Zgodnie z obywatelskim projektem ustawy o ograniczeniu handlu w niedzielę poza tradycyjnymi sklepami musiałaby się też zamknąć duża część internetowych. W autopoprawce do projektu NSZZ Solidarność dopuszcza bowiem tylko pracę zautomatyzowanych e-sklepów. Jeśli w grę wchodzi udział pracownika, firma w niedzielę nie może szykować nawet przesyłek.
– Aż 72 proc. ankietowanych przez nas Polaków uważa, że realizując e-zakupy w niedzielę, ma więcej czasu dla bliskich – tłumaczy Patrycja Sass-Staniszewska, prezes Izby Gospodarki Elektronicznej. – Większość konsumentów i pracowników e-sklepów, jest za wyłączeniem handlu internetowego spod tego zakazu i wskazuje na jego liczne negatywne konsekwencje.
Z badania Izby wynika, że niemal połowa zatrudnionych w e-handlu spodziewa się spadku obrotów firm, a 69 proc. obawia się utraty pracy.
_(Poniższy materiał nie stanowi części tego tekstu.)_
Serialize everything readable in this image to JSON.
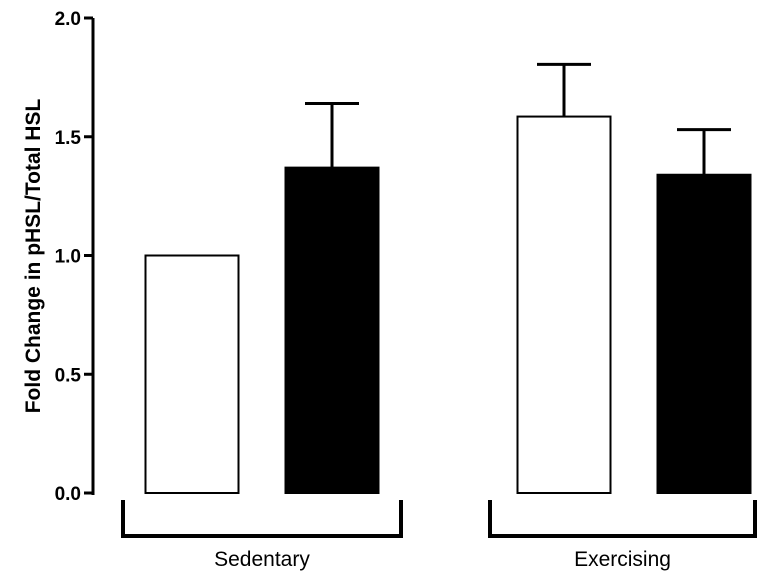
{
  "chart_data": {
    "type": "bar",
    "title": "",
    "xlabel": "",
    "ylabel": "Fold Change in pHSL/Total HSL",
    "ylim": [
      0,
      2.0
    ],
    "yticks": [
      "0.0",
      "0.5",
      "1.0",
      "1.5",
      "2.0"
    ],
    "grid": false,
    "groups": [
      {
        "label": "Sedentary",
        "bars": [
          {
            "value": 1.0,
            "error": 0.0,
            "fill": "#ffffff"
          },
          {
            "value": 1.37,
            "error": 0.27,
            "fill": "#000000"
          }
        ]
      },
      {
        "label": "Exercising",
        "bars": [
          {
            "value": 1.585,
            "error": 0.22,
            "fill": "#ffffff"
          },
          {
            "value": 1.34,
            "error": 0.19,
            "fill": "#000000"
          }
        ]
      }
    ]
  }
}
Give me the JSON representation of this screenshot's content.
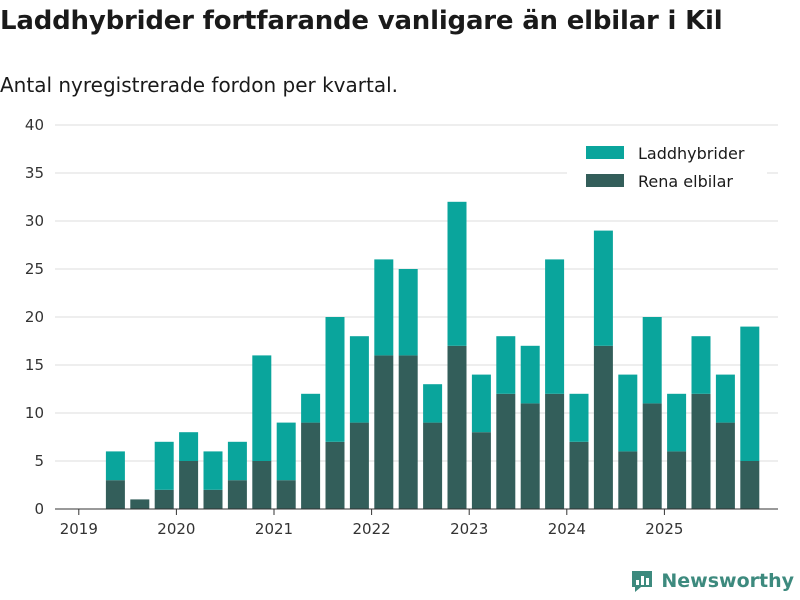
{
  "colors": {
    "phev": "#0aa59c",
    "bev": "#335e5a",
    "brand": "#3d8a7e",
    "grid": "#dddddd"
  },
  "chart_data": {
    "type": "bar",
    "stacked": true,
    "title": "Laddhybrider fortfarande vanligare än elbilar i Kil",
    "subtitle": "Antal nyregistrerade fordon per kvartal.",
    "xlabel": "",
    "ylabel": "",
    "ylim": [
      0,
      40
    ],
    "yticks": [
      0,
      5,
      10,
      15,
      20,
      25,
      30,
      35,
      40
    ],
    "grid": true,
    "legend_position": "top-right",
    "xtick_labels": [
      {
        "label": "2019",
        "index": 0
      },
      {
        "label": "2020",
        "index": 4
      },
      {
        "label": "2021",
        "index": 8
      },
      {
        "label": "2022",
        "index": 12
      },
      {
        "label": "2023",
        "index": 16
      },
      {
        "label": "2024",
        "index": 20
      },
      {
        "label": "2025",
        "index": 24
      }
    ],
    "categories": [
      "2019 Q1",
      "2019 Q2",
      "2019 Q3",
      "2019 Q4",
      "2020 Q1",
      "2020 Q2",
      "2020 Q3",
      "2020 Q4",
      "2021 Q1",
      "2021 Q2",
      "2021 Q3",
      "2021 Q4",
      "2022 Q1",
      "2022 Q2",
      "2022 Q3",
      "2022 Q4",
      "2023 Q1",
      "2023 Q2",
      "2023 Q3",
      "2023 Q4",
      "2024 Q1",
      "2024 Q2",
      "2024 Q3",
      "2024 Q4",
      "2025 Q1",
      "2025 Q2",
      "2025 Q3",
      "2025 Q4"
    ],
    "series": [
      {
        "name": "Rena elbilar",
        "color": "#335e5a",
        "values": [
          0,
          3,
          1,
          2,
          5,
          2,
          3,
          5,
          3,
          9,
          7,
          9,
          16,
          16,
          9,
          17,
          8,
          12,
          11,
          12,
          7,
          17,
          6,
          11,
          6,
          12,
          9,
          5
        ]
      },
      {
        "name": "Laddhybrider",
        "color": "#0aa59c",
        "values": [
          0,
          3,
          0,
          5,
          3,
          4,
          4,
          11,
          6,
          3,
          13,
          9,
          10,
          9,
          4,
          15,
          6,
          6,
          6,
          14,
          5,
          12,
          8,
          9,
          6,
          6,
          5,
          14
        ]
      }
    ]
  },
  "legend": {
    "items": [
      {
        "label": "Laddhybrider",
        "color": "#0aa59c"
      },
      {
        "label": "Rena elbilar",
        "color": "#335e5a"
      }
    ]
  },
  "brand": {
    "name": "Newsworthy",
    "icon": "newsworthy-logo-icon"
  }
}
Na zakazie stracą właściciele e-sklepów i konsumenci, ale 21 proc. badanych wskazuje, że z powodu niższej sprzedaży straci też budżet państwa.
Rząd już opowiedział się przeciwko takiemu pomysłowi. „Przepisy powinny być tak przeredagowane, aby wprost i całkowicie wyłączały handel w internecie spod wprowadzanego zakazu" – czytamy w stanowisku rządu do projektu.
Solidarność nie chce jednak z tych zapisów zrezygnować, a w nieoficjalnych rozmowach popiera je też wielu posłów PiS. Wciąż są więc sprawą otwartą.